Her productions, such as Jagat Pavani Ganga, Devi, and Upanishad Bharatham, explore spiritual themes from the Upanishads. Other works include Sri Venkatesa Suprabhatam, Sri Lakshmi Narasimha Karavalambam, Thennadu Udaiya Sivane Potri, Ambalathil Aadum Jyothi, Navavidha Bhakthi, Aayar Kula Thilakam, Jaya Jaya Bharatham, and Lakshmi Vaibhavam, which highlight themes of worship and Indian culture. She founded Kala Sadhanalya, a Bharatanatyam school in Abiramapuram, Chennai, dedicated to the Melattur style, and serves as secretary of the International Dance Alliance, Madras chapter.

Ramachandran received a fellowship from the Ministry of Human Resource Development in 1989 to research Bhagavata Mela, a traditional dance-drama. She has assisted scholars like T.S. Parthasarathy, Arudra, and R. Nagaswamy by demonstrating Suddha Nrittam and Tiru Tala Jati during their lectures. She organizes an annual festival in memory of her guru, Mangudi Dorairaja Iyer. She has also contributed to media, providing video footage for the CD-ROM Bharatanatyam by Info-Drive, directing the Doordarshan serial Deiveega Thirumanangal, and producing Bharatha Deviyin Parimanangal and dance sequences for Jnaana Parambarai and Manam Kulir Margazhi.
Her awards include the Kalaimamani, Nadana Maamani, Yuva Kala Bharathi (1992), Isai Kalai Chelvar (1993), Natya Kala Sikhamani, Arsha Kala Bhushanam, Vani Kalasudhakar (2005), Singarmani (1983), and Best Dancer awards from the Music Academy (1988) and Narada Gana Sabha.

== Directorship at Kalakshetra ==
Appointed Director of the Kalakshetra Foundation in April 2018 by the Union Ministry of Culture, Ramachandran succeeded Priyadarsini Govind.

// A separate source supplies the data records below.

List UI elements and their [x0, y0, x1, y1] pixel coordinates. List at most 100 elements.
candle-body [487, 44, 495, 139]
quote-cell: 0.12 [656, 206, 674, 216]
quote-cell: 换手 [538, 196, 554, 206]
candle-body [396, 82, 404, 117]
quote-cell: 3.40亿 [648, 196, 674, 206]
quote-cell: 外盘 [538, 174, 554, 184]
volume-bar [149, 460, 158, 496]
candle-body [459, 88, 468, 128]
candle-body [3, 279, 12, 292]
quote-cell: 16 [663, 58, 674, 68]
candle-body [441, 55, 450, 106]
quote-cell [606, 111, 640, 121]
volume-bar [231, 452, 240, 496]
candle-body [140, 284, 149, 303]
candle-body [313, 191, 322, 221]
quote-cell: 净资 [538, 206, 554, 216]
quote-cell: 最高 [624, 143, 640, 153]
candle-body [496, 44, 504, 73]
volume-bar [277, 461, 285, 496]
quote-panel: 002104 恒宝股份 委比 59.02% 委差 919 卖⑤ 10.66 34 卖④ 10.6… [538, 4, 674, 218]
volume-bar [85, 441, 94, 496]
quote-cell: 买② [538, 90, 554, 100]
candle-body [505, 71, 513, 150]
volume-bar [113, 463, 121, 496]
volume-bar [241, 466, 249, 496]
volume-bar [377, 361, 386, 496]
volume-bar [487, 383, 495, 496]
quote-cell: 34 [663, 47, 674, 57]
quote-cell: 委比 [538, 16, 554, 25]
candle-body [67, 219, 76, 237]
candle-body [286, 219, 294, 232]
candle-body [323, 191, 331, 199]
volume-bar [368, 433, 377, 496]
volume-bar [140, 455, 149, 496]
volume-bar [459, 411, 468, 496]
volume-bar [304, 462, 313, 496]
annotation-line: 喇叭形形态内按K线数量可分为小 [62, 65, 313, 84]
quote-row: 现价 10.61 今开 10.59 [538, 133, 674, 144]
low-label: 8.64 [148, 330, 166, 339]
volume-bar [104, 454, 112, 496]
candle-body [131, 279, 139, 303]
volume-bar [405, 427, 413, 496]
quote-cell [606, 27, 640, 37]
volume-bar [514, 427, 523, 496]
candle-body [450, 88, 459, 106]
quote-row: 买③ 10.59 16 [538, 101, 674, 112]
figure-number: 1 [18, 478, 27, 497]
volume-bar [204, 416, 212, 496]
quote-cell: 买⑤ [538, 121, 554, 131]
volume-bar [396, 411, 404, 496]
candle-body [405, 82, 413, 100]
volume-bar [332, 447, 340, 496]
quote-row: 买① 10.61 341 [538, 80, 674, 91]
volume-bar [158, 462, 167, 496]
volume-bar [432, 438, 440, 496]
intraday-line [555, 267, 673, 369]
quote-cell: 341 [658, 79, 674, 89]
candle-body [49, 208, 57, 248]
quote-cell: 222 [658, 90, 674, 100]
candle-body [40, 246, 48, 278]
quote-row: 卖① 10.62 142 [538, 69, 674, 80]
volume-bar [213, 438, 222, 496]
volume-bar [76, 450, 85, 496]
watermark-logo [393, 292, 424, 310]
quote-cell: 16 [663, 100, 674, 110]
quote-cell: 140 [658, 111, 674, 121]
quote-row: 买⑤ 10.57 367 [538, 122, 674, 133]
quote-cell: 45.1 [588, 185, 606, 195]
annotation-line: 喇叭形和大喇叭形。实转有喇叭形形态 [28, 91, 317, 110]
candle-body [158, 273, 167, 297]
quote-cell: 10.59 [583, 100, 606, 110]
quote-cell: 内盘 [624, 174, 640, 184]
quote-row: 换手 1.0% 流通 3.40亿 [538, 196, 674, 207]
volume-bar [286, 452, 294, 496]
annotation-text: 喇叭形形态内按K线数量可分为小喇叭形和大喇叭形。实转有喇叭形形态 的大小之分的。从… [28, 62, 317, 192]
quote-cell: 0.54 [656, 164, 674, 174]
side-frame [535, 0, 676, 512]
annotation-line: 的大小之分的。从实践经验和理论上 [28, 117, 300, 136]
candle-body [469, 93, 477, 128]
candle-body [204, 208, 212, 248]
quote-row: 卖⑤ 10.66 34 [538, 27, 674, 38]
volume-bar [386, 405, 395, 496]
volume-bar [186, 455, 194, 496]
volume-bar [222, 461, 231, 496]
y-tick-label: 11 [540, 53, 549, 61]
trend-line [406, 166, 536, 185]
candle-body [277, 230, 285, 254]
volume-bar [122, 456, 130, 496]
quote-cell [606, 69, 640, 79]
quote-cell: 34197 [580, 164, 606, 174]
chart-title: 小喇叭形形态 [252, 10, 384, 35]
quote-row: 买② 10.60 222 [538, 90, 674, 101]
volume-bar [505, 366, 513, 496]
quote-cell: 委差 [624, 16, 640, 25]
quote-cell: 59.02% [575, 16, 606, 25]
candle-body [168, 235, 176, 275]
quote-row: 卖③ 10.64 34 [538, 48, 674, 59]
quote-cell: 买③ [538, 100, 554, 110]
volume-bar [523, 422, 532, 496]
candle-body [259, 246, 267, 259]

Her tenure, originally three years, was extended until October 2023. She aimed to make Kalakshetra’s dance, music, and allied arts programs more accessible.
In 2021, she faced criticism for allegedly mishandling a food poisoning outbreak at the Kalakshetra hostel, with reports that students were asked to apologize for raising concerns. In 2023, protests arose over sexual harassment allegations against four faculty members, including Hari Padman, who was arrested in April 2023. Students claimed Ramachandran dismissed complaints and led the Internal Complaints Committee, raising conflict-of-interest concerns. The Tamil Nadu State Commission for Women investigated over 90 complaints and summoned Ramachandran to review the committee’s operations. An inquiry led by retired Justice K. Kannan recommended administrative reforms.
Ramachandran resigned on 31 October 2023, and was succeeded by Aneish Rajan, Deputy Secretary at the Union Ministry of Culture.

== Personal life ==
Ramachandran lives in Abiramapuram, Chennai. Her daughter, Manaswini, is a Bharatanatyam dancer and manages Kala Sadhanalya when Ramachandran is occupied with administrative responsibilities.